We Should Communicate Like Gamblers
I love betting on sports.
Starting in September 2018, I started betting regularly. I learned a lot during the 2018-2019 football and basketball seasons. Sports gambling has great parallels to the rest of the world: expected values, hedging, behavioral psychology, and the balance between risk and reward.
Yet the biggest lesson had nothing to do with betting, sports, or money.
It was about communication. Betting odds are specific. They communicate precise information from the sportsbook to the gambler. There is no confusion about the terms of the bet.
We aren’t as precise with our friends, family, and colleagues. It leads to miscommunication, which grows into frustration over time. We need to reduce our subjectivity. There are better ways to communicate where the possibility of misinterpretation is much lower.
I bet the moneyline. This type of bet is easier to understand than the spread or totals. Just pick the winner of the game and you win. Betting on a heavy favorite earns you a little. Betting on a longshot earns you a lot - if they win!
The odds given by a casino reflect the different levels of risk and reward for each team.
A moneyline favorite at -200 is expected to win 66.7% of the time.

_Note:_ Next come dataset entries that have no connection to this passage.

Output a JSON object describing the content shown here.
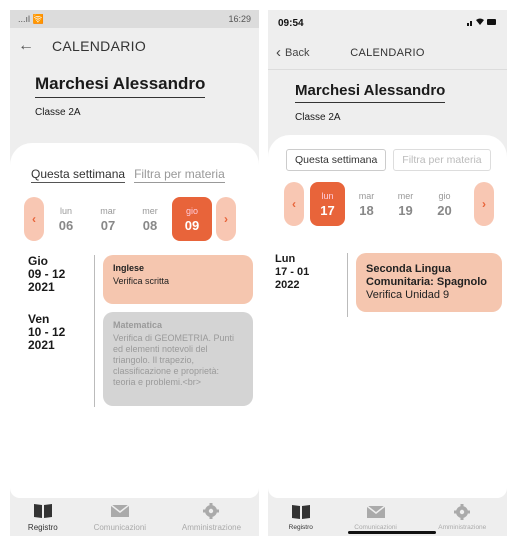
{
  "android": {
    "status": {
      "left": "...ıl 🛜",
      "right": "16:29"
    },
    "header": {
      "title": "CALENDARIO"
    },
    "student": {
      "name": "Marchesi Alessandro",
      "class": "Classe 2A"
    },
    "filters": {
      "week": "Questa settimana",
      "subject": "Filtra per materia"
    },
    "days": [
      {
        "dow": "lun",
        "num": "06"
      },
      {
        "dow": "mar",
        "num": "07"
      },
      {
        "dow": "mer",
        "num": "08"
      },
      {
        "dow": "gio",
        "num": "09",
        "selected": true
      }
    ],
    "events": [
      {
        "date": "Gio\n09 - 12\n2021",
        "subject": "Inglese",
        "desc": "Verifica scritta"
      },
      {
        "date": "Ven\n10 - 12\n2021",
        "subject": "Matematica",
        "desc": "Verifica di GEOMETRIA. Punti ed elementi notevoli del triangolo. Il trapezio, classificazione e proprietà: teoria e problemi.<br>"
      }
    ],
    "tabs": [
      "Registro",
      "Comunicazioni",
      "Amministrazione"
    ]
  },
  "ios": {
    "status": {
      "time": "09:54"
    },
    "header": {
      "back": "Back",
      "title": "CALENDARIO"
    },
    "student": {
      "name": "Marchesi Alessandro",
      "class": "Classe 2A"
    },
    "filters": {
      "week": "Questa settimana",
      "subject": "Filtra per materia"
    },
    "days": [
      {
        "dow": "lun",
        "num": "17",
        "selected": true
      },
      {
        "dow": "mar",
        "num": "18"
      },
      {
        "dow": "mer",
        "num": "19"
      },
      {
        "dow": "gio",
        "num": "20"
      }
    ],
    "events": [
      {
        "date": "Lun\n17 - 01\n2022",
        "subject": "Seconda Lingua Comunitaria: Spagnolo",
        "desc": "Verifica Unidad 9"
      }
    ],
    "tabs": [
      "Registro",
      "Comunicazioni",
      "Amministrazione"
    ]
  },
  "colors": {
    "accent": "#e8643a",
    "accent_light": "#f8c7b3",
    "event_orange": "#f5c6af",
    "event_grey": "#d4d4d4"
  }
}
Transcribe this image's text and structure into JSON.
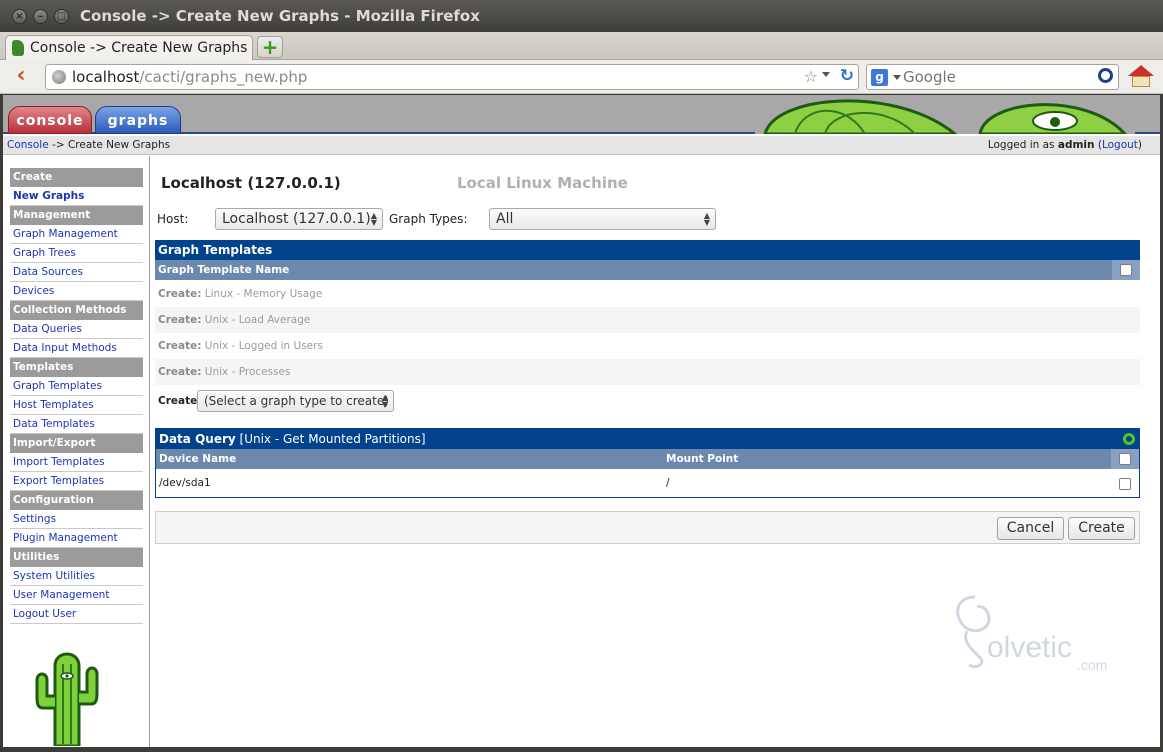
{
  "window": {
    "title": "Console -> Create New Graphs - Mozilla Firefox"
  },
  "browser": {
    "tab_title": "Console -> Create New Graphs",
    "url_host": "localhost",
    "url_path": "/cacti/graphs_new.php",
    "search_placeholder": "Google"
  },
  "cacti": {
    "tabs": [
      "console",
      "graphs"
    ],
    "breadcrumb": {
      "root": "Console",
      "separator": " -> ",
      "current": "Create New Graphs"
    },
    "login": {
      "prefix": "Logged in as ",
      "user": "admin",
      "logout_open": " (",
      "logout_label": "Logout",
      "logout_close": ")"
    }
  },
  "sidebar": {
    "sections": [
      {
        "header": "Create",
        "items": [
          {
            "label": "New Graphs",
            "selected": true
          }
        ]
      },
      {
        "header": "Management",
        "items": [
          {
            "label": "Graph Management"
          },
          {
            "label": "Graph Trees"
          },
          {
            "label": "Data Sources"
          },
          {
            "label": "Devices"
          }
        ]
      },
      {
        "header": "Collection Methods",
        "items": [
          {
            "label": "Data Queries"
          },
          {
            "label": "Data Input Methods"
          }
        ]
      },
      {
        "header": "Templates",
        "items": [
          {
            "label": "Graph Templates"
          },
          {
            "label": "Host Templates"
          },
          {
            "label": "Data Templates"
          }
        ]
      },
      {
        "header": "Import/Export",
        "items": [
          {
            "label": "Import Templates"
          },
          {
            "label": "Export Templates"
          }
        ]
      },
      {
        "header": "Configuration",
        "items": [
          {
            "label": "Settings"
          },
          {
            "label": "Plugin Management"
          }
        ]
      },
      {
        "header": "Utilities",
        "items": [
          {
            "label": "System Utilities"
          },
          {
            "label": "User Management"
          },
          {
            "label": "Logout User"
          }
        ]
      }
    ]
  },
  "main": {
    "host_title": "Localhost (127.0.0.1)",
    "host_description": "Local Linux Machine",
    "host_label": "Host:",
    "host_value": "Localhost (127.0.0.1)",
    "graph_types_label": "Graph Types:",
    "graph_types_value": "All",
    "graph_templates": {
      "title": "Graph Templates",
      "column": "Graph Template Name",
      "create_prefix": "Create:",
      "rows": [
        "Linux - Memory Usage",
        "Unix - Load Average",
        "Unix - Logged in Users",
        "Unix - Processes"
      ]
    },
    "create_label": "Create:",
    "create_select_value": "(Select a graph type to create)",
    "data_query": {
      "title": "Data Query",
      "name": "[Unix - Get Mounted Partitions]",
      "columns": [
        "Device Name",
        "Mount Point"
      ],
      "rows": [
        {
          "device": "/dev/sda1",
          "mount": "/"
        }
      ]
    },
    "buttons": {
      "cancel": "Cancel",
      "create": "Create"
    }
  },
  "watermark": {
    "text": "olvetic",
    "suffix": ".com"
  },
  "colors": {
    "header_blue": "#00438c",
    "column_blue": "#6d88ad",
    "sidebar_header": "#9b9b9b",
    "link": "#1c35b3"
  }
}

Betting $100 would earn you $50 in profit, plus your original $100 back.
An underdog at +500 is expected to win just 16.7% of the time. Betting $100 would rake in $500 in profit, plus the original $100.
This odds converter shows the relationship between odds, probability, and payouts:
Betting requires precise communication of information from the casino to the gambler. Knowing the latest odds is crucial. Gamblers need to know the risk and reward to decide if they should place a bet.

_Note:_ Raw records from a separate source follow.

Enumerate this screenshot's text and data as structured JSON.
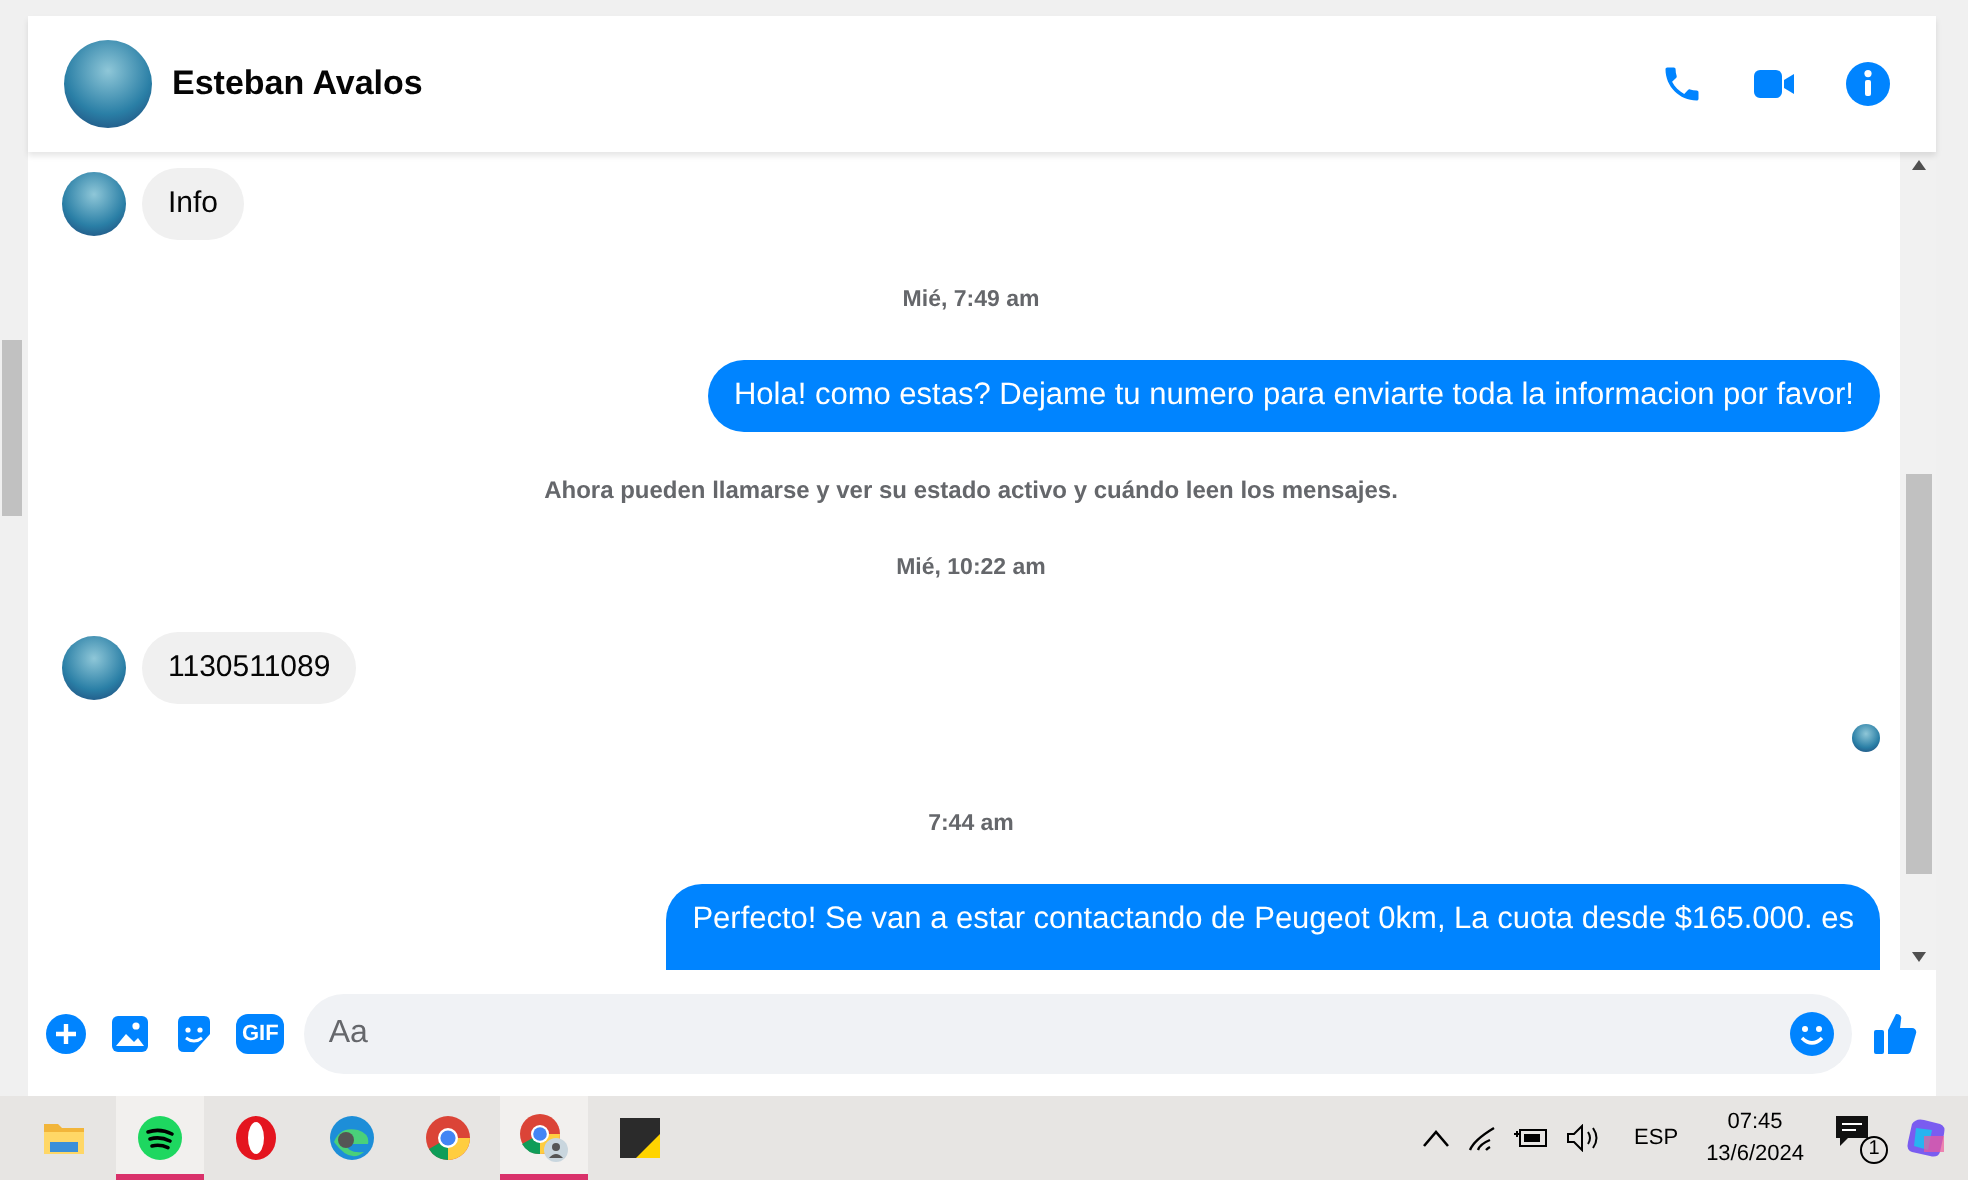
{
  "chat_header": {
    "contact_name": "Esteban Avalos"
  },
  "messages": [
    {
      "kind": "incoming",
      "text": "Info"
    },
    {
      "kind": "timestamp",
      "text": "Mié, 7:49 am"
    },
    {
      "kind": "outgoing",
      "text": "Hola! como estas? Dejame tu numero para enviarte toda la informacion por favor!"
    },
    {
      "kind": "notice",
      "text": "Ahora pueden llamarse y ver su estado activo y cuándo leen los mensajes."
    },
    {
      "kind": "timestamp",
      "text": "Mié, 10:22 am"
    },
    {
      "kind": "incoming",
      "text": "1130511089"
    },
    {
      "kind": "seen"
    },
    {
      "kind": "timestamp",
      "text": "7:44 am"
    },
    {
      "kind": "outgoing",
      "text": "Perfecto!  Se van a estar contactando de Peugeot 0km, La cuota desde $165.000. es"
    }
  ],
  "composer": {
    "gif_label": "GIF",
    "placeholder": "Aa"
  },
  "taskbar": {
    "apps": [
      {
        "kind": "folder",
        "running": false
      },
      {
        "kind": "spotify",
        "running": true
      },
      {
        "kind": "opera",
        "running": false
      },
      {
        "kind": "edge",
        "running": false
      },
      {
        "kind": "chrome",
        "running": false
      },
      {
        "kind": "chrome-profile",
        "running": true
      },
      {
        "kind": "notes",
        "running": false
      }
    ],
    "language": "ESP",
    "time": "07:45",
    "date": "13/6/2024",
    "notification_count": "1"
  }
}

I bet on teams that I thought had a higher win probability than their odds implied. If the underdog is at +150, Vegas is estimating that the team has a 40% chance to win. I would bet if I thought their odds of victory was higher than 40%.
It’s the same rationale as the stock market: if you think a stock is undervalued, you buy it. You sell if you think the market overvalues it.
During my betting phase, I traveled to Las Vegas for the International Builders’ Show for work. I attended a dozen classes about finance and homebuilding. The most impactful presentation focused on team communication. The speaker inadvertently connected the dots between betting and communication.
He asked the room to think about the word “often”. What did the word mean to us? What did we think about the word? After a moment, he continued:
“If I told you that something happens ‘often’, how many times out of 100 do you think it happens?”
An app quickly tabulated and graphed responses from the 200+ in the audience. The results showed a bell curve that ranged from 35 to 80!
“How” the speaker asked, “is it reasonable for us to communicate if one person thinks ‘often’ means 35% of the time and someone else thinks it means 80%?”.
Maybe it was because I was in Las Vegas, but the relationship between communication and the casino couldn’t be clearer. We might both speak English, but if I think “often” is a 35% occurrence and you think it’s 85%, then we aren’t speaking the same language.
If the moneyline implied that a team would win that matchup “often”, I wouldn’t know how to bet that game. How often is “often”? Is “often” higher or lower than my estimated win probability? For betting to work, both parties need to agree on the odds. And to agree on the odds, they need to be explicit.
Never (0%) and always (100%) are rarely the right words to use. There’s no such thing as an underdog with a 0% chance or a favorite that’s a 100% lock. Few things in life are black and white. We have words to describe the shades of grey, but poor definitions of them.
Sometimes, frequently, occasionally, all the time, often, rarely, regularly, seldom, constantly.
Everyone has their own understanding of what those words mean. The interpretation differs across cultures, backgrounds, and contexts. No wonder communication is hard. We use ambiguous words without a shared definition.
Avoiding objectivity is key. Amazon’s corporate culture emphasizes this. The more objective we can be, the more likely we are to be understood.
The subjective sentences have different meanings to different people. The objective sentences leave no room for misunderstanding. Numbers mean the same thing around the world. The meaning of the adjectives and adverbs vary by person.
“Increased significantly” could mean almost anything. It’s unlikely the writer and reader would both define a significant increase as 40%. Making the percentage explicit forces us onto the same page. A 40% increase means the same thing to everyone. No room for misinterpretation.
We don’t need precise data to communicate this way. Estimates work. Saying “John’s late about 75% of the time” is great. The listener has a clear picture of how often they can expect John to be late. It breaks down if John is only late 5% of the time. We don’t need our estimates to be exact, but they need to be in the ballpark. The range of acceptable estimates will depend on the context.
The odds at a sportsbook are a way of converting vagueness into shared meaning. The odds clearly communicate the risks and rewards of each bet with no room for miscommunication.
There’s a reason casinos don’t list teams as “pretty likely” to win. If the odds aren’t objective, there can’t be a bet. When we communicate subjectively, we’re making bets with unclear odds. Then we’re confused when there’s disagreement later.
Communication is hard. Subjectivity makes it even harder. We all have the same definition of 50%, 75%, or 95% of the time. Replacing our descriptive words with estimated frequencies will improve our communication. At least, it should help often.